Ronnie snapped her gum again. From the corner of her eye, she saw her mother wince.
"I don't want to see or talk to him," Ronnie said.
"Just try to make the best of it, okay? Your father is a good man and he loves you."
"Is that why he walked out on us?"
Instead of answering, her mom glanced up into the rearview mirror.
"You've been looking forward t
o this, haven't you, Jonah?"
"Are you kidding? This is going to be great!"
"I'm glad you have a good attitude. Maybe you could teach your sister."
He snorted. "Yeah, right."
"I just don't see why I can't spend the summer with my friends," Ronnie whined, cutting back in. She wasn't done yet. Though she knew the odds were slim to none, she still harbored the fantasy that she could convince her mom to turn the car around.
"Don't you mean you'd rather spend all night at the clubs? I'm not naive, Ronnie. I know what goes on in those kinds of places."
"I don't do anything wrong, Mom."
"What about your grades? And your curfew? And--"
"Can we talk about something else?" Ronnie cut in. "Like why it's so imperative that I spend time with my dad?"
Her mother ignored her. Then again, Ronnie knew she had every reason to. She'd already answered the question a million times, even if Ronnie didn't want to accept it.
Traffic eventually started to move again, and the car moved forward for half a block before coming to another halt. Her mother rolled down the window and tried to peer around the cars in front of her.
"I wonder what's going on," she muttered. "It's really packed down here."
"It's the beach," Jonah volunteered. "It's always crowded at the beach."
"It's three o'clock on a Sunday. It shouldn't be this crowded."
Ronnie tucked her legs up, hating her life. Hating everything about this.
"Hey, Mom?" Jonah asked. "Does Dad know Ronnie was arrested?"
"Yeah. He knows," she answered.
"What's he going to do?"
This time, Ronnie answered. "He won't do anything. All he ever cared about was the piano."
Ronnie hated the piano and swore she'd never play again, a decision even some of her oldest friends thought was strange, since it had been a major part of her life for as long as she'd known them. Her dad, once a teacher at Juilliard, had been her teacher as well, and for a long time, she'd been consumed by the desire not only to play, but to compose original music with her father.
She was good, too.

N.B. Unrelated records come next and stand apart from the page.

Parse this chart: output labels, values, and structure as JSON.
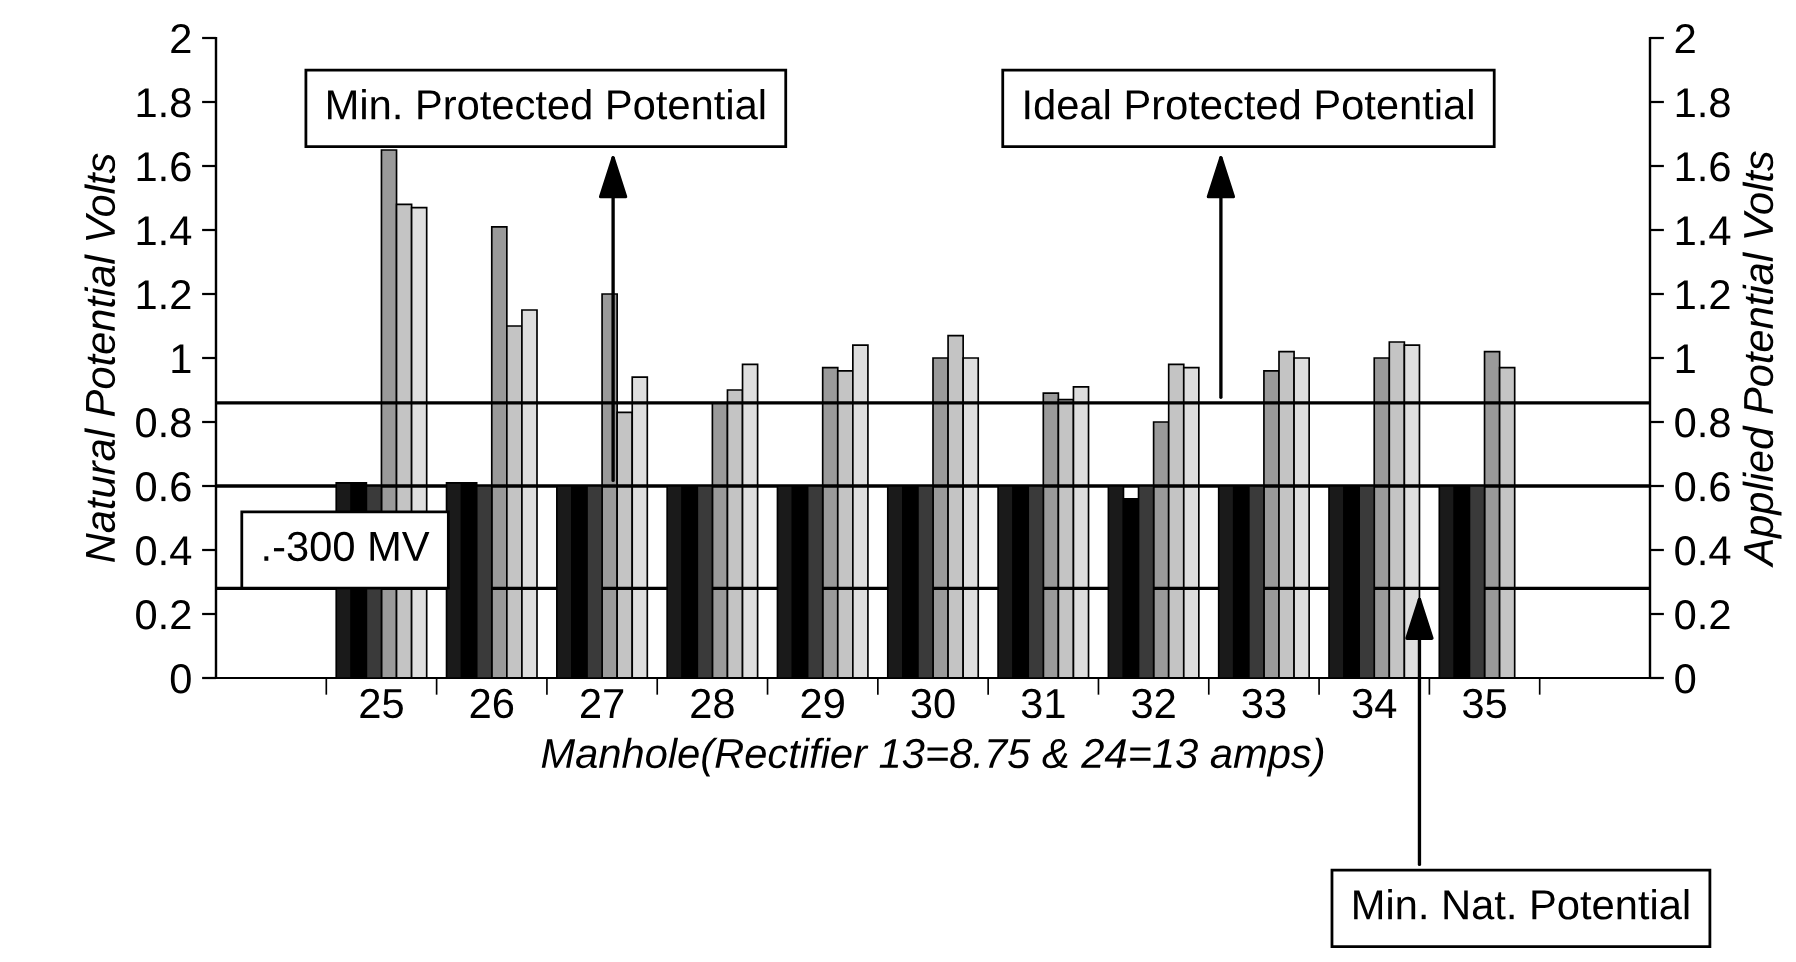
{
  "chart_data": {
    "type": "bar",
    "xlabel": "Manhole(Rectifier 13=8.75 & 24=13 amps)",
    "ylabel": "Natural Potential Volts",
    "y2label": "Applied Potential Volts",
    "categories": [
      null,
      "25",
      "26",
      "27",
      "28",
      "29",
      "30",
      "31",
      "32",
      "33",
      "34",
      "35",
      null
    ],
    "series": [
      {
        "color": "#1a1a1a",
        "values": [
          null,
          0.61,
          0.61,
          0.6,
          0.6,
          0.6,
          0.6,
          0.6,
          0.6,
          0.6,
          0.6,
          0.6,
          null
        ]
      },
      {
        "color": "#000000",
        "values": [
          null,
          0.61,
          0.61,
          0.6,
          0.6,
          0.6,
          0.6,
          0.6,
          0.56,
          0.6,
          0.6,
          0.6,
          null
        ]
      },
      {
        "color": "#3a3a3a",
        "values": [
          null,
          0.6,
          0.6,
          0.6,
          0.6,
          0.6,
          0.6,
          0.6,
          0.6,
          0.6,
          0.6,
          0.6,
          null
        ]
      },
      {
        "color": "#9a9a9a",
        "axis": "y2",
        "values": [
          null,
          1.65,
          1.41,
          1.2,
          0.86,
          0.97,
          1.0,
          0.89,
          0.8,
          0.96,
          1.0,
          1.02,
          null
        ]
      },
      {
        "color": "#c4c4c4",
        "axis": "y2",
        "values": [
          null,
          1.48,
          1.1,
          0.83,
          0.9,
          0.96,
          1.07,
          0.87,
          0.98,
          1.02,
          1.05,
          0.97,
          null
        ]
      },
      {
        "color": "#dedede",
        "axis": "y2",
        "values": [
          null,
          1.47,
          1.15,
          0.94,
          0.98,
          1.04,
          1.0,
          0.91,
          0.97,
          1.0,
          1.04,
          null,
          null
        ]
      }
    ],
    "ylim": [
      0,
      2
    ],
    "yticks": [
      0,
      0.2,
      0.4,
      0.6,
      0.8,
      1,
      1.2,
      1.4,
      1.6,
      1.8,
      2
    ],
    "y2lim": [
      0,
      2
    ],
    "y2ticks": [
      0,
      0.2,
      0.4,
      0.6,
      0.8,
      1,
      1.2,
      1.4,
      1.6,
      1.8,
      2
    ],
    "ref_lines": [
      {
        "axis": "y",
        "value": 0.6,
        "label": "Min. Protected Potential",
        "color": "#000000"
      },
      {
        "axis": "y",
        "value": 0.86,
        "label": "Ideal Protected Potential",
        "color": "#000000"
      },
      {
        "axis": "y",
        "value": 0.28,
        "label": "Min. Nat. Potential",
        "color": "#000000"
      }
    ],
    "annotations": [
      ".-300 MV"
    ]
  }
}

Very good, actually, and because of her father's connection to Juilliard, the administration and teachers there were well aware of her ability. Word slowly began to spread in the obscure "classical music is all-important" grapevine that constituted her father's life. A couple of articles in classical music magazines followed, and a moderately long piece in The New York Times that focused on the father-daughter connection came next, all of which eventually led to a coveted appearance in the Young Performers series at Carnegie Hall four years ago. That, she supposed, was the highlight of her career. And it was a highlight; she wasn't naive about what she'd accomplished. She knew how rare an opportunity like that was, but lately she'd found herself wondering whether the sacrifices had been worth it. No one besides her parents probably even remembered the performance, after all. Or even cared. Ronnie had learned that unless you had a popular video on YouTube or could perform shows in front of thousands, musical ability meant nothing.